At Google's annual I/O developer conference this week, the company unveiled updates to its Android operating system, talked up new ways to turn smartphones into virtual reality headsets, and rebooted its attempt to break into digital payments with Android Pay. It didn't spend much time, however, discussing one of its most ambitious initiatives: Project Loon, Google's effort to beam broadband Internet access down to remote or rural regions of the globe from a network of stratosphere-roaming balloons.
Loon was started inside the company's Google X lab in 2011 and has accompanied other high-flying efforts, such as one to fly solar-powered drones transmitting wireless Internet signals. One drone crashed on May 1. (Facebook, as part of its Internet.org initiative, also has drones of its own.) At the time of Google's early Loon trials in 2013, balloons stayed in the air for about five days, and Google could keep only a few up there at a time. It also took more than a dozen employees to launch each balloon—not a system that could grow efficiently around the world in the way envisioned by Chief Executive Officer Larry Page and his co-founder and Google X chief, Sergey Brin.
But Loon has come a long way in the past two years, and Mike Cassidy, a vice president at Google and the project's leader, gave Bloomberg an update. He highlights two recent advancements that could help Project Loon finally reach commercial deployment as soon as next year.
First, Cassidy says Google has partially automated the balloon launching process with 50-foot-tall, cube-shaped units it calls the Autolauncher. It's also referred to, internally, as the Bird House, because various iterations of the balloons have been named after birds. (Old models were dubbed the Falcon and Grackle; the current one is called NightHawk.) The metal and canvas contraptions block the wind, clamp the balloons into place, and provide a perch for the antenna payload, which prevents it from swinging as the balloons take off. By using the Autolauncher, Cassidy says balloons can be launched with four people every 15 minutes and in winds of up to 15 miles per hour. Before, they could do one balloon every 45 minutes and were limited to wind speeds of 6 miles per hour or less. “It lets us launch a lot more balloons a lot more reliably,” Cassidy says. That's important, because Google will need hundreds in the air at one time to blanket a region with reliable Internet access.
The second advancement within Project Loon is an even bigger deal.

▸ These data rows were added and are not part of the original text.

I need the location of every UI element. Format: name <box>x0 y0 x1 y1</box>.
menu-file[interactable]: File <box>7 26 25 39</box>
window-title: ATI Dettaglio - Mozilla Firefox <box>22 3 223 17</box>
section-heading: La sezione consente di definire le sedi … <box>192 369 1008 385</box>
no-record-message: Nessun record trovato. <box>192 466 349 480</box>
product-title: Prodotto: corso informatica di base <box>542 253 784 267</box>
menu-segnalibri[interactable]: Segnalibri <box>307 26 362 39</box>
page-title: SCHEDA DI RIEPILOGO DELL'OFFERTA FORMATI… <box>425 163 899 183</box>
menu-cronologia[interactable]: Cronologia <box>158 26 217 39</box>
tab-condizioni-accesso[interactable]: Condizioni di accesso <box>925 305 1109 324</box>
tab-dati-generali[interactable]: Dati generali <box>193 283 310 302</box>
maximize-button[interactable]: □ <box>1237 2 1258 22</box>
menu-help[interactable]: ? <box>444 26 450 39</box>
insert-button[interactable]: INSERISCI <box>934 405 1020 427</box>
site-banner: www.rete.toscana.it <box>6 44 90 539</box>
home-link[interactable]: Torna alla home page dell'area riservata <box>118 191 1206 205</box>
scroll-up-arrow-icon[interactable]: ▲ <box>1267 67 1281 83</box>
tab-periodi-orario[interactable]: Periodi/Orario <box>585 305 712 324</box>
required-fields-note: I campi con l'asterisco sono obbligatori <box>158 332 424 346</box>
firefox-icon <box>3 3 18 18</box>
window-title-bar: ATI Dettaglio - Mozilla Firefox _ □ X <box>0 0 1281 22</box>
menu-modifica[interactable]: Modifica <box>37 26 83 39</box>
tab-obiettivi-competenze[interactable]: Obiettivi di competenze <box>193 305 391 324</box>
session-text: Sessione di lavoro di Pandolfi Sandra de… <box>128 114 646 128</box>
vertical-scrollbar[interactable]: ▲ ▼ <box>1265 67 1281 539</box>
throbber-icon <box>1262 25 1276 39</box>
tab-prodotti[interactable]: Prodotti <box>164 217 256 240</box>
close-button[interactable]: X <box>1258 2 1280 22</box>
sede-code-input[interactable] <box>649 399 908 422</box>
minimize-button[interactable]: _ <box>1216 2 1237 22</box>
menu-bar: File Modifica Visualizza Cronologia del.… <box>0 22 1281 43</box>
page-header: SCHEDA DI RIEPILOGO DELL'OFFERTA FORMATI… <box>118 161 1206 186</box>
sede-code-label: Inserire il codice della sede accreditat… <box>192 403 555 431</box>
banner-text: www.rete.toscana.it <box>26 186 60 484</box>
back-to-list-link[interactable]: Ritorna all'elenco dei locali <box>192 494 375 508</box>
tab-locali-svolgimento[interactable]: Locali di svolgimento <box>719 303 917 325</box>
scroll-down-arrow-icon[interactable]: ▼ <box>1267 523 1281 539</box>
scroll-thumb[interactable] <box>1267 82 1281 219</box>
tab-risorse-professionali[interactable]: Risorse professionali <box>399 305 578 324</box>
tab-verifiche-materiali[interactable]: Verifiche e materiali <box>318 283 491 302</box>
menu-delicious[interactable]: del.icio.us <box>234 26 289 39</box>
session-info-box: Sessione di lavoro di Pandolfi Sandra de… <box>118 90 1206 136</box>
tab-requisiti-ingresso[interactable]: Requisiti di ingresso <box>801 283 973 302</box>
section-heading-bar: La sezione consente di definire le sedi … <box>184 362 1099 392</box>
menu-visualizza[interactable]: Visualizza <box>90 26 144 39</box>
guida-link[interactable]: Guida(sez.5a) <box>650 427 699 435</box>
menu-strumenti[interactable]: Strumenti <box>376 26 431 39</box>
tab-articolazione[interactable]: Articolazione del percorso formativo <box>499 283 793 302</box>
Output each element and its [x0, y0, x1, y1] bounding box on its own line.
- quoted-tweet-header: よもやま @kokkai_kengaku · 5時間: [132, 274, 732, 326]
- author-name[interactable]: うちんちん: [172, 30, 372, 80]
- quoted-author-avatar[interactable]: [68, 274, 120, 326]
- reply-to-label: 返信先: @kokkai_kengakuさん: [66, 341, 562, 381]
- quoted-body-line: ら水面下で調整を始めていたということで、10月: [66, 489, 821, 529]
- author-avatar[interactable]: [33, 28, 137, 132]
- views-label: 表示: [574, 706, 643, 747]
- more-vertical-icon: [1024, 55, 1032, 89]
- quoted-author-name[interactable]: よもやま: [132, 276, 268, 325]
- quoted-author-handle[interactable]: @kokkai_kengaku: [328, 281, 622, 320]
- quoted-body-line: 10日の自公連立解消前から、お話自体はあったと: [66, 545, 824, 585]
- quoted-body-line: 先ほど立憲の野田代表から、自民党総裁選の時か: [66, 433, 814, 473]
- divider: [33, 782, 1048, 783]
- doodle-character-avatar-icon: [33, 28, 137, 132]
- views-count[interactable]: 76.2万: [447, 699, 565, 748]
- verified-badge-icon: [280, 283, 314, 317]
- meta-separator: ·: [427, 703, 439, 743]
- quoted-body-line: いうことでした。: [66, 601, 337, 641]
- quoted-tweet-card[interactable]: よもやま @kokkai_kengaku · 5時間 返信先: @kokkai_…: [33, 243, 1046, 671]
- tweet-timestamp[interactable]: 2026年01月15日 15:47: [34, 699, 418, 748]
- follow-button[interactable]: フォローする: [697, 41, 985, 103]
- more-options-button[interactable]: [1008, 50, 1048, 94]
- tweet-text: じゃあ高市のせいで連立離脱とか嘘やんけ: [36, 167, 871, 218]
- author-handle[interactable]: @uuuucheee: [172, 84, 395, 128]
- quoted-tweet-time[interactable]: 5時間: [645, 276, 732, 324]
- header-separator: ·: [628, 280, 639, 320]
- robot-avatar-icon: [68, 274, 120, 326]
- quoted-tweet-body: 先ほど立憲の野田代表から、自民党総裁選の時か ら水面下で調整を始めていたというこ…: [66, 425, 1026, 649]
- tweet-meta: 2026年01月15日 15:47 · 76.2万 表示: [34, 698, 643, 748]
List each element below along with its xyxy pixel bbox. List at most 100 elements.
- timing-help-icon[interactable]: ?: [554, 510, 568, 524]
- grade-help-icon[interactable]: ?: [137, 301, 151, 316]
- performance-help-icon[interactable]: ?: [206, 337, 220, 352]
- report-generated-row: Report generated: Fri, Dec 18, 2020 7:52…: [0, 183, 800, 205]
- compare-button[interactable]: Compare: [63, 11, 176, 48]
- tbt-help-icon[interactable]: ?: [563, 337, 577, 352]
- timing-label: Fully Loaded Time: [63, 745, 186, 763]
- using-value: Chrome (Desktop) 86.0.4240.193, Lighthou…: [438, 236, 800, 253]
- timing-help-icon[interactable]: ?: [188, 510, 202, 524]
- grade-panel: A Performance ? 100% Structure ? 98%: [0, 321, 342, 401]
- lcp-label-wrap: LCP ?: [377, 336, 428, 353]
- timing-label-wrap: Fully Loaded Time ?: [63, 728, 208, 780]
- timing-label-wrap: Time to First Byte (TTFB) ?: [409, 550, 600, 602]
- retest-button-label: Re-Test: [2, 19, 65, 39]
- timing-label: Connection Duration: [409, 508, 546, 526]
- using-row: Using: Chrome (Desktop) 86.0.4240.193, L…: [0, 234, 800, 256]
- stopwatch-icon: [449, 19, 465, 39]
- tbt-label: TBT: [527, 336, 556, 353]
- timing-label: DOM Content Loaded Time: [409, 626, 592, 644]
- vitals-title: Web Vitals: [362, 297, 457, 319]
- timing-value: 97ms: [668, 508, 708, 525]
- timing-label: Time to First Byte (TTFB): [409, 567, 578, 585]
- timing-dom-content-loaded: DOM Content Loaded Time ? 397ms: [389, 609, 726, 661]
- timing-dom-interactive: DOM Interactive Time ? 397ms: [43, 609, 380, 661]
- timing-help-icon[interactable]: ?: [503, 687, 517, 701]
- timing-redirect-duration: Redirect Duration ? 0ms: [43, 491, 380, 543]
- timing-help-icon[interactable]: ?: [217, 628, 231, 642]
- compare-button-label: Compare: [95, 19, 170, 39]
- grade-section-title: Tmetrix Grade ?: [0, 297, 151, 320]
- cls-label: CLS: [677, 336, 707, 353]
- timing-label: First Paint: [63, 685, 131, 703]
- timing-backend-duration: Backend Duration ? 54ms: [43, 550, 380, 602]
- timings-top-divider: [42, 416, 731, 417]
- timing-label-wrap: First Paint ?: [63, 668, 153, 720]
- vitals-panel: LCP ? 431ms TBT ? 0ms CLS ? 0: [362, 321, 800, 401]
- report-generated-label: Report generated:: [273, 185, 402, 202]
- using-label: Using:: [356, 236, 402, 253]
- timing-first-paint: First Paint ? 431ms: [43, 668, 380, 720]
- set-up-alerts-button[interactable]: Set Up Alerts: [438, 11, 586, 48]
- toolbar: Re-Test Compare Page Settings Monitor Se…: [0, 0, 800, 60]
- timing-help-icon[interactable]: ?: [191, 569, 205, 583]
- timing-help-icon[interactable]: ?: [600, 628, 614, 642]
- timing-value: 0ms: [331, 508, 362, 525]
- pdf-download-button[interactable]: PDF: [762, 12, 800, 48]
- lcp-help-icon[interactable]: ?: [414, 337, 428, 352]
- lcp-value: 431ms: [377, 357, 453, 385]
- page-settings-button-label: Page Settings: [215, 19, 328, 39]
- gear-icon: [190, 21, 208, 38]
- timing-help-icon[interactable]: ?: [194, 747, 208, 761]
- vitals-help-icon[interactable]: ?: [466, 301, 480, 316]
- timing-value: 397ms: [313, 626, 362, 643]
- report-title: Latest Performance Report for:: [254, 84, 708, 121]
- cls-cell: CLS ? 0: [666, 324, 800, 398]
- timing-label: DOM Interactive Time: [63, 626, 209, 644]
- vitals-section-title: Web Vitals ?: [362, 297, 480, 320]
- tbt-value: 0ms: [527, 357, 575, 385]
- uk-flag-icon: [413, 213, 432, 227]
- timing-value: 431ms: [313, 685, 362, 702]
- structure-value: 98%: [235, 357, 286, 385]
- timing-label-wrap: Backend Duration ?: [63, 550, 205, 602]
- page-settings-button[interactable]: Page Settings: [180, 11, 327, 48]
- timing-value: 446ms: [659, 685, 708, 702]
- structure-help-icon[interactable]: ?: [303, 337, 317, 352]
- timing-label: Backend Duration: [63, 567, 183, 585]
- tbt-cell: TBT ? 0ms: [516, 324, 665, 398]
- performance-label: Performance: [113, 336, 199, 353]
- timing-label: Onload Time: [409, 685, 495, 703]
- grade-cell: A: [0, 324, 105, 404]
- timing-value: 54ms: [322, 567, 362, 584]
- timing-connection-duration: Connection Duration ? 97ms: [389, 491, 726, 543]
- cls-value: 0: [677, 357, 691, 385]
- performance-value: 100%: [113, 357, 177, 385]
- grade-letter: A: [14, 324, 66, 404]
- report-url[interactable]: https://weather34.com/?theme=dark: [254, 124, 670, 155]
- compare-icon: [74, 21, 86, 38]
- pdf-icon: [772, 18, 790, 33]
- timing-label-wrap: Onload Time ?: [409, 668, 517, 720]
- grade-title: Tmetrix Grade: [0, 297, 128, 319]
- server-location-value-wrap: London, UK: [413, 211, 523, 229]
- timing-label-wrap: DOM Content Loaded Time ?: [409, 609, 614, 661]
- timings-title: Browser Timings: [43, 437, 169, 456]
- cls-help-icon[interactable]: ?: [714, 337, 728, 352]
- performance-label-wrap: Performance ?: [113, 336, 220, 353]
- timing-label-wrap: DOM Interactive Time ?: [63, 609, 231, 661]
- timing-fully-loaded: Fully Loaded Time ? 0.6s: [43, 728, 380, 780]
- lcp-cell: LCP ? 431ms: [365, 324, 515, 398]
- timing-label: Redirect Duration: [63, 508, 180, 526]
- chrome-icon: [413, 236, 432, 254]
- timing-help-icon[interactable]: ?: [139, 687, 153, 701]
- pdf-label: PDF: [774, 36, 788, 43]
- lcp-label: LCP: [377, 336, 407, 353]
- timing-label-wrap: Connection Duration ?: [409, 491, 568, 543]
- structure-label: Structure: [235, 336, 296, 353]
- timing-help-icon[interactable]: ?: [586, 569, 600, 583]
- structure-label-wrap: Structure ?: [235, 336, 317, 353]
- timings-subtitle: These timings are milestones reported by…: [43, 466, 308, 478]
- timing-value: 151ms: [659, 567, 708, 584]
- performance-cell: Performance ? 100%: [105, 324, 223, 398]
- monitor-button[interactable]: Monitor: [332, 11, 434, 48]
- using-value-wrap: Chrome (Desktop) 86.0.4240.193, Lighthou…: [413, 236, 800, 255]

Until now, each balloon had to link directly with a telephone company's ground stations up to 80 kilometers (50 miles) away to relay Internet signals. That suggested Google or its telco partners, such as Vodafone and Telefonica, might have to sprinkle hundreds of ground stations across continents, an expensive and inefficient proposition. Now Cassidy says they have devised a way to pass high-frequency Internet signals from balloon to balloon in midair, which allows individual balloons to roam 400 kilometers to 800 kilometers away from a ground station. One of the biggest technical challenges, he says, was finding reliable ways to point the wind-blown balloons toward each other at the right times and at a high altitude, where temperatures can reach minus-50 degrees Celsius (-58 Fahrenheit) causing such conventional components as metal gimbals and motors to malfunction. “We had to learn how to be very accurate with the pointing,” Cassidy says. By linking balloons together in what's called a mesh network, Google can now provide coverage for an entire region like West Africa with only about eight ground stations.
By the end of the year, Cassidy hopes to be able to provide a few days of continuous service in its tests. So far during trials in Australia, Chile, New Zealand, Brazil, and other countries, Google has succeeded only in providing intermittent access before the wind carries a balloon off. If it can overcome the remaining challenges, Cassidy is hoping to roll out the service more widely by the end of 2016 and is looking at underserved Internet markets such as Africa, Latin America, and Southeast Asia as the best places to start.